PODGORICA – The European Union’s policy thus far has had a limited impact on the rule of law in the Western Balkans, and despite the formal fulfillment of the set tasks and gradual harmonization with the EU acquis, it has become obvious that the desired effects are not being achieved and that the countries of the region are stagnating and even regressing in the field of democratization, it is stated in the publication “Democracy without institutions vol. 2” by the Center for Democratic Transition (CDT).
This is the conclusion of the analysis on meeting EU political criteria in Bosnia and Herzegovina, Montenegro, North Macedonia and Serbia.
The analysis takes the form of a practical policy proposal that sums up 20 publications released in the region over the previous months and nearly a hundred interviews with experts. Publication “Democracy without institutions vol. 2” has been produced as part of the project supported by the Embassy of the Kingdom of Norway and the Balkan Trust for Democracy, and is publicly available to the citizens of the region as of today.
“Our research has shown that negotiations under chapters brought about a number of changes in regulations, institutions and procedures, but have not led to the strengthening of democratic institutions and sustainable democratic practices. The balance of power has not been achieved in any of the Western Balkan countries, in fact, the executive branch has retained dominance over parliaments and the judiciary”, reads the press release.
It is added that as a rule, electoral processes in the Western Balkans give rise to new political tensions and that the legitimacy of such electoral processes further discredits the legitimacy of all the institutions and processes they are in charge of.
“The desired changes in the legislative and institutional framework and significant improvements of electoral institutions did not take place in countries of the region over the past period. The misuse of public funds for campaigning purposes and suspicions of illegal financing of parties and campaigns continue to burden the electoral processes and spur public distrust in the elections”, reads the press release.

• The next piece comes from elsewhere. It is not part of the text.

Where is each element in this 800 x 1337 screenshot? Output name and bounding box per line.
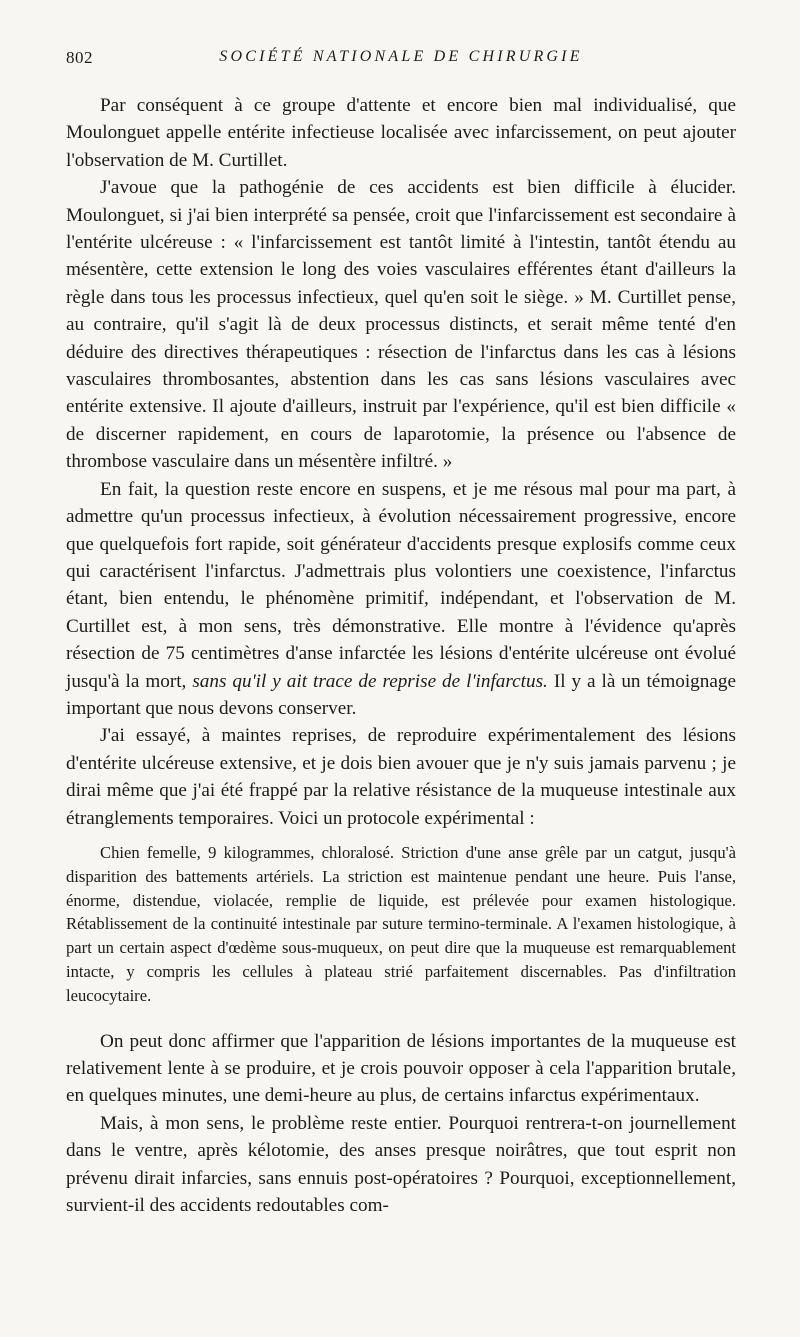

The Center for Democratic Transition said that all of the countries have been carrying out judicial reforms that are focused on the adoption of strategic documents and laws, but which keep failing to bring us closer to our goal – a depoliticized and independent judiciary.
“Despite the favorable assessments of legislative reforms, in practice – the judiciary is not protected from political influences or the influence of the legislative and executive branch. This is especially evident in the selection and promotion of judicial office holders, accompanied by accusations of bias, conflict of interest and inconsistent implementation of law. Public confidence in the judiciary is also declining due to scandals involving most senior judicial officers”, the CDT said in a press release.
It is added that captured state, endemic corruption, corruption as a way of life, corruption in all pores of society – are just some of the phrases more commonly used by civil society organizations, analysts, but also international organizations, when describing the situation in the Western Balkans.
“National authorities do not have a sufficiently good response to the criticisms dealt. There is no authentic political determination to implement reforms. The pressure coming from the international community does prompt the adoption of improved laws, but they are not substantially implemented. A repressive response to corruption and organized crime yields results that are just as poor”, reads the press release.
When it comes to the media environment, the publication states that it is nowhere near satisfactory in the countries analyzed and that some of the common key issues for the entire region are an unregulated market, inadequate regulation, weak or non-existent self-regulation, political influence on the media and an unsafe environment for journalists.
It is added that all of the countries are faced with the spreading of misinformation and propaganda, be it for political or economic reasons, and none of them have functional mechanisms to counter these phenomena in a democratic way.
“Citizens of the Western Balkans also started recognizing these problems. Their faith in the European project has been waning, as it has become clear that membership is still a long way off, and that the very process has not triggered changes that would have a meaningful impact on their lives. European influence in the region has been weakening in recent years, and nationalist political elites have been using this time to revert to the old rhetoric and raise regional tensions”, the CDT concluded.